How Big is Your God? (1 of 52)
Life has a way of making God small in our eyes. We go through painful times, or get busy and focused on the details of life, or we become overly-impressed with ourselves and think we are in fact the center of the universe. There are many things that can make God seem small, and at the same can often seem to make our problems big. Genesis 1 helps us to lift up our eyes, see the enormity of God, and trust him in the difficult times of life.
(Note: I am blogging my way through our class, The 52 Stories of the Bible, hence the "1 out of 52)
Life has a way of making God small in our eyes. We go through painful times, or get busy and focused on the details of life, or we become overly-impressed with ourselves and think we are in fact the center of the universe. There are many things that can make God seem small, and at the same can often seem to make us big.
This is not new; it started in the Garden. Adam and Eve were no longer satisfied with their position in life. They wanted their eyes to be opened and “be like God, knowing both good and evil” (Genesis 3:5). God became small because their sin made them think they were big.

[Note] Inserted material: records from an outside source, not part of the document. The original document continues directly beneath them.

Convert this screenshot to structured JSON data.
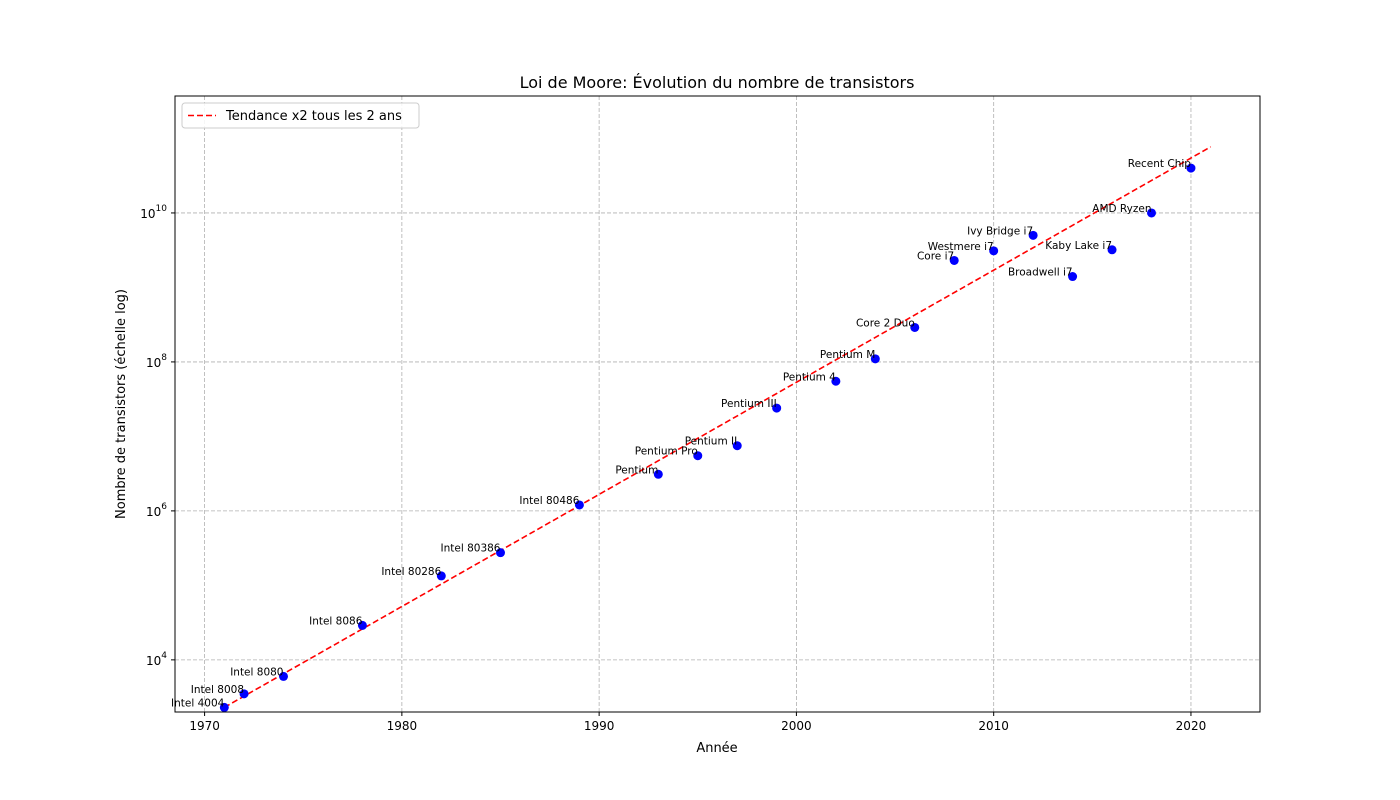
{
  "chart_data": {
    "type": "scatter",
    "title": "Loi de Moore: Évolution du nombre de transistors",
    "xlabel": "Année",
    "ylabel": "Nombre de transistors (échelle log)",
    "xlim": [
      1968.5,
      2023.5
    ],
    "ylim_log10": [
      3.3,
      11.57
    ],
    "y_scale": "log",
    "grid": true,
    "legend_position": "top-left",
    "x_ticks": [
      1970,
      1980,
      1990,
      2000,
      2010,
      2020
    ],
    "y_ticks": [
      {
        "base": "10",
        "exp": "4",
        "value": 10000
      },
      {
        "base": "10",
        "exp": "6",
        "value": 1000000
      },
      {
        "base": "10",
        "exp": "8",
        "value": 100000000
      },
      {
        "base": "10",
        "exp": "10",
        "value": 10000000000
      }
    ],
    "points": [
      {
        "label": "Intel 4004",
        "year": 1971,
        "transistors": 2300
      },
      {
        "label": "Intel 8008",
        "year": 1972,
        "transistors": 3500
      },
      {
        "label": "Intel 8080",
        "year": 1974,
        "transistors": 6000
      },
      {
        "label": "Intel 8086",
        "year": 1978,
        "transistors": 29000
      },
      {
        "label": "Intel 80286",
        "year": 1982,
        "transistors": 134000
      },
      {
        "label": "Intel 80386",
        "year": 1985,
        "transistors": 275000
      },
      {
        "label": "Intel 80486",
        "year": 1989,
        "transistors": 1200000
      },
      {
        "label": "Pentium",
        "year": 1993,
        "transistors": 3100000
      },
      {
        "label": "Pentium Pro",
        "year": 1995,
        "transistors": 5500000
      },
      {
        "label": "Pentium II",
        "year": 1997,
        "transistors": 7500000
      },
      {
        "label": "Pentium III",
        "year": 1999,
        "transistors": 24000000
      },
      {
        "label": "Pentium 4",
        "year": 2002,
        "transistors": 55000000
      },
      {
        "label": "Pentium M",
        "year": 2004,
        "transistors": 110000000
      },
      {
        "label": "Core 2 Duo",
        "year": 2006,
        "transistors": 290000000
      },
      {
        "label": "Core i7",
        "year": 2008,
        "transistors": 2300000000
      },
      {
        "label": "Westmere i7",
        "year": 2010,
        "transistors": 3100000000
      },
      {
        "label": "Ivy Bridge i7",
        "year": 2012,
        "transistors": 5000000000
      },
      {
        "label": "Broadwell i7",
        "year": 2014,
        "transistors": 1400000000
      },
      {
        "label": "Kaby Lake i7",
        "year": 2016,
        "transistors": 3200000000
      },
      {
        "label": "AMD Ryzen",
        "year": 2018,
        "transistors": 10000000000
      },
      {
        "label": "Recent Chip",
        "year": 2020,
        "transistors": 40000000000
      }
    ],
    "trend": {
      "name": "Tendance x2 tous les 2 ans",
      "x": [
        1971,
        2021
      ],
      "y": [
        2300,
        77175193600
      ]
    },
    "colors": {
      "points": "#0000ff",
      "trend": "#ff0000",
      "grid": "#b0b0b0"
    }
  }
}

If there were any passage in the Bible that asserts the “bigness” of God, it’s the story of creation in Genesis 1. So often we get caught up in the controversies surrounding this chapter that we don’t see the bigger picture. Whatever else we believe about creation, Genesis 1 is there to teach us about the vastness and power of God, and our role in his creation.
Genesis 1 begins by asserting that God is the sole creator of everything. He stands above creation, separate from creation, sovereign over all creation. And then, in the first three days, he takes what is uninhabitable and makes it habitable.
In Day 1, he merely speaks and separates light from dark. That is the ultimate creative power. His words form matter and time and space. In fact, he is so powerful that he creates light without a sun. In other religions, the sun god was generally the most powerful. But God doesn’t need the sun or the stars to create light; he merely says the word. Note also that God’s creation is orderly and purposeful and good. Compared to the ancient creation myths, this must have been a breath of fresh air.
In Day 2, he creates the sky, separating the clouds from the seas. In Day 3, he separates the seas from the dry land. And at the end of each day, God pronounces it “good.”
You have to pause at this point, stand back, and ask yourself if the God that you serve is the God of Genesis 1? Is this how you see God? Or have the issues of your life shrunk him down?
Now it’s time to inhabit the now inhabitable earth. In Day 4, God puts the sun and the moon and the stars in the sky. I love how some of the Bible versions punctuate v 17b. The NIV simply writes, “He also made the stars.” So many people throughout the millennia have thought that the stars ruled their destiny. But for Christians, we know that it was as simple almost as an afterthought -- “He made the stars.”
In Day 5, God made animals to inhabit his sky and his earth. But he not only created them, but he also created them with the ability to reproduce other plants and trees and birds and animals, each according to its own kind. Giraffes give life to new giraffes.
What’s the point of these first 5 days? The point is that there is only one God. He was before time, he created all things, and he is sovereign over all that he has made. He’s the king; he’s the boss. This is why the first and most important commandment is, “You shall have no other gods before me” (Exodus 20:3). God will not share his glory, his place of pre-eminence, with anyone or anything.
Because this is the key point of Genesis 1, it should come as no surprise that it’s the center of the world’s attack. The world -- and by that I mean the people in the world -- want to believe that they hold the key to their own existence, that they are not answerable to anyone, and that we are the proper object of our worship. The world looks at the heavens and sees nothing but stars.
But followers of Jesus Christ see something different. They see that this God who we love and serve is greater than anything we can imagine. He
- speaks all things into existence;
- is sovereign over absolutely everything;
- is wise beyond anything we can possibly understand;
- and he is worthy of being pursued with every ounce of passion that we have.
Has God become so small that he can not care for you? Has he become so unsatisfying that the gods of this world compete for your affection? Then read and re-read Genesis 1 until you realize that the God to whom we cry out in our pain, to whom we hang on to in times of trouble, who we serve, that this God merely speaks, and all things come into existence.
And then remember that he is as loving as he is powerful.